Emergent communication in Multi-Agent RL (MARL) is a challenging problem due to non-stationary and non-Markovian transition dynamics. MARL models unable to solve tasks that rely on emergent communication, even with centralized learning and shared policy parameters.
Previous work shows that because there is no grounded information for agents to associate symbolic utterances with, communication channel goes unused.
Setting
Consider N fully cooperative MARL agents in partially observable MDP.
Policy networks trained using A3C with Generalized Advantage Estimation.
No centralized training or self-play. Each agent has independent policy.
Approach
- Ground speaking through learned representations of the world
- Listen to interpret grounded utterances
More specifically, equip each agent with (1) an image autoencoder for its own observations, and (2) a communication autoencoder that maps from the image autoencoder’s latent to the communication symbols. The autoencoded image is concatenated with the output of the message encoder.

Experiments
3 environments:
- CIFAR Game: Non-ordinal, 2 agent referential game. One agent observes CIFAR image and communicates to its partner which of 10 images is the correct one.
- FindGoal: 3 agents with partial view - want to all reach green goal ASAP.

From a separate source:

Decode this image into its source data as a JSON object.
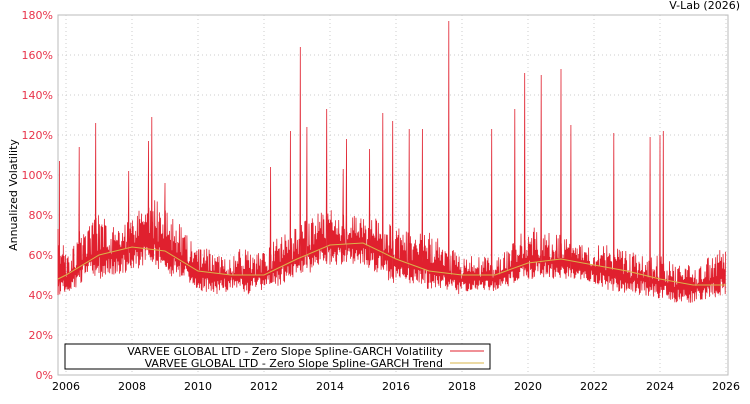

- RedBlueDoors: ordinal, 2 agent, non-referential game. To receive reward, need to open red door then blue door.
Baselines
- No comm: no communication channel
- RL-comm: no distinction between listener module and speaker moduel
- RL-comm-with-biases: inductive biases for positive signaling and positive listening
- AE-RL-comm: adds communication autoencoder to RL-comm
Results

Autoencoder trained jointly with GRU policy performed worse than separately trained autoencoder and GRU policy.